Everyday tech — even printers — needs cybersecurity protection
As you layer up before venturing outside in frigid weather, you know it’s the base layer of protection closest to your skin that’s key to staying warm and dry. The same logic applies to managing and protecting your firm’s technology.
While many focus solely on their firms' fintech stack — the external-facing technology and core business applications used by advisors — far fewer realize that RIAs must also prioritize the everyday technology as well. The tech stack is the firm’s non-negotiable base layer. It’s comprised of the technology and hardware such as printers, personal computers, internet service provider and firewalls. It also encompasses certain software and core applications such as MS Word, PowerPoint, Excel and email technology, be it Office 365 or something else. It also may include some type of virtual environment, such as a cloud-based virtual desktop or virtual server.
When it comes to protecting their IT operations, RIAs typically gloss over their tech stack and focus on the core business applications in the fintech stack — including the custodian, the CRM, portfolio management, rebalancing and reporting tools, for example. But RIAs must protect access into every system they have control over. This means the base layer tech stack, not just the fintech stack. Without access controls for the tech stack, RIAs open up themselves and their clients to phishing scams, data breaches and so much more. They risk exposing their interactions to bad actors who will hack accounts and monitor firm transactions and client engagement.

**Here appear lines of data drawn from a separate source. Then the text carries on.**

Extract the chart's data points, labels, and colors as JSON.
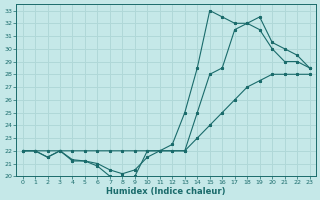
{
  "xlabel": "Humidex (Indice chaleur)",
  "bg_color": "#c5e8e8",
  "line_color": "#1a6b6b",
  "grid_color": "#b0d8d8",
  "xlim": [
    -0.5,
    23.5
  ],
  "ylim": [
    20,
    33.5
  ],
  "xticks": [
    0,
    1,
    2,
    3,
    4,
    5,
    6,
    7,
    8,
    9,
    10,
    11,
    12,
    13,
    14,
    15,
    16,
    17,
    18,
    19,
    20,
    21,
    22,
    23
  ],
  "yticks": [
    20,
    21,
    22,
    23,
    24,
    25,
    26,
    27,
    28,
    29,
    30,
    31,
    32,
    33
  ],
  "line1_x": [
    0,
    1,
    2,
    3,
    4,
    5,
    6,
    7,
    8,
    9,
    10,
    11,
    12,
    13,
    14,
    15,
    16,
    17,
    18,
    19,
    20,
    21,
    22,
    23
  ],
  "line1_y": [
    22,
    22,
    22,
    22,
    22,
    22,
    22,
    22,
    22,
    22,
    22,
    22,
    22,
    22,
    23,
    24,
    25,
    26,
    27,
    27.5,
    28,
    28,
    28,
    28
  ],
  "line2_x": [
    0,
    1,
    2,
    3,
    4,
    5,
    6,
    7,
    8,
    9,
    10,
    11,
    12,
    13,
    14,
    15,
    16,
    17,
    18,
    19,
    20,
    21,
    22,
    23
  ],
  "line2_y": [
    22,
    22,
    21.5,
    22,
    21.3,
    21.2,
    21.0,
    20.5,
    20.2,
    20.5,
    21.5,
    22,
    22.5,
    25,
    28.5,
    33,
    32.5,
    32,
    32,
    31.5,
    30,
    29,
    29,
    28.5
  ],
  "line3_x": [
    0,
    1,
    2,
    3,
    4,
    5,
    6,
    7,
    8,
    9,
    10,
    11,
    12,
    13,
    14,
    15,
    16,
    17,
    18,
    19,
    20,
    21,
    22,
    23
  ],
  "line3_y": [
    22,
    22,
    21.5,
    22,
    21.2,
    21.2,
    20.8,
    20.0,
    19.8,
    20.0,
    22,
    22,
    22,
    22,
    25,
    28,
    28.5,
    31.5,
    32,
    32.5,
    30.5,
    30,
    29.5,
    28.5
  ]
}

Even if the third-party fintech provider is protecting its application through multifactor authentication (MFA), the RIA is still on the hook for protecting access, and to the client data being used and stored with that app. The firm needs cybersecurity policy and IT protocols that support a cohesive access management program.

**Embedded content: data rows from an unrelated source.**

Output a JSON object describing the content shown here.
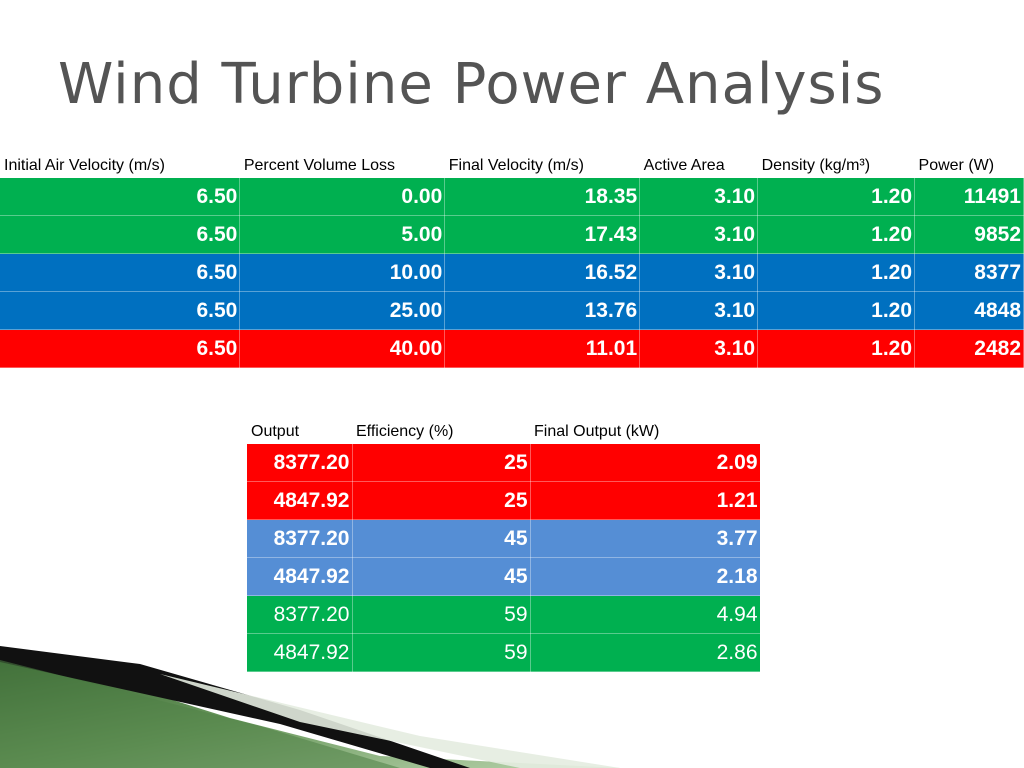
{
  "title": "Wind Turbine Power Analysis",
  "table1": {
    "headers": [
      "Initial Air Velocity (m/s)",
      "Percent Volume Loss",
      "Final Velocity (m/s)",
      "Active Area",
      "Density (kg/m³)",
      "Power (W)"
    ],
    "rows": [
      {
        "color": "green",
        "cells": [
          "6.50",
          "0.00",
          "18.35",
          "3.10",
          "1.20",
          "11491"
        ]
      },
      {
        "color": "green",
        "cells": [
          "6.50",
          "5.00",
          "17.43",
          "3.10",
          "1.20",
          "9852"
        ]
      },
      {
        "color": "blue",
        "cells": [
          "6.50",
          "10.00",
          "16.52",
          "3.10",
          "1.20",
          "8377"
        ]
      },
      {
        "color": "blue",
        "cells": [
          "6.50",
          "25.00",
          "13.76",
          "3.10",
          "1.20",
          "4848"
        ]
      },
      {
        "color": "red",
        "cells": [
          "6.50",
          "40.00",
          "11.01",
          "3.10",
          "1.20",
          "2482"
        ]
      }
    ]
  },
  "table2": {
    "headers": [
      "Output",
      "Efficiency (%)",
      "Final Output (kW)"
    ],
    "rows": [
      {
        "color": "red",
        "bold": true,
        "cells": [
          "8377.20",
          "25",
          "2.09"
        ]
      },
      {
        "color": "red",
        "bold": true,
        "cells": [
          "4847.92",
          "25",
          "1.21"
        ]
      },
      {
        "color": "lightblue",
        "bold": true,
        "cells": [
          "8377.20",
          "45",
          "3.77"
        ]
      },
      {
        "color": "lightblue",
        "bold": true,
        "cells": [
          "4847.92",
          "45",
          "2.18"
        ]
      },
      {
        "color": "green",
        "bold": false,
        "cells": [
          "8377.20",
          "59",
          "4.94"
        ]
      },
      {
        "color": "green",
        "bold": false,
        "cells": [
          "4847.92",
          "59",
          "2.86"
        ]
      }
    ]
  },
  "colors": {
    "green": "#00b050",
    "blue": "#0070c0",
    "red": "#ff0000",
    "lightblue": "#558ed5"
  }
}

Build an architected environment
An architected environment, versus a piecemeal, device-by-device or app-by-app approach, provides the RIA with a foundation from which to manage access to all of its disparate fintech applications and base layer tech systems.
Whereas putting everything in the cloud does not constitute management of anything, an architected environment is a thoughtfully structured framework that ensures access to all data and systems is managed, controlled and monitored — including access from unmanaged devices.
Consider: Most fintech providers use MFA, so even if a user accesses the application from an unprotected device, the data inside the application is protected. But client data are at risk and potentially exposed, and the RIA is liable, if that user downloads the information from the application to an unprotected — and hacked or infected — device or email system.
An architected environment removes this risk for the RIA by only allowing protected devices to access the systems.
Managing access when someone leaves
While it may be relatively easy to grant access, it is a more difficult task to take it away. Since RIAs use quite a number of core systems and applications, this is not as simple as flipping everything to the off switch. When an advisor or any employee leaves, the RIA should protect access to all the firm’s applications and portals by shutting down that individual’s access to the firm’s fintech stack immediately. It also include includes cutting off that person’s access to everything else.
But proper management of this process includes deploying pre-determined protocols for monitoring email and app access, archiving and storage so that operations can continue and the firm meets regulatory and client requirements.
And as RIAs grow — whether organically or through merger and acquisition — it is critical that there are IT management and cybersecurity protocols that are flexible enough to morph with every iteration of the firm’s operations. Here again, the architected environment offers RIAs that base layer of protection with flexibility for teams to function as independent units.
This includes access controls and protections that can take firms through growth phases and Day One of firm combinations resulting from M&A. Since integrations take time, merging firms need to be able to run their still-separate organizations autonomously while meeting the regulatory demands of what needs to be in place.
A fluid base layer of access protection
With more than just its fintech stack to protect, the RIA needs a foundation from which to managing access and oversight of the firm’s disparate fintech applications and tech systems. An architected environment gives firms fluid IT management and cybersecurity protection, starting with the base layer of technology and extending through to fintech apps, regardless of the type of device being used.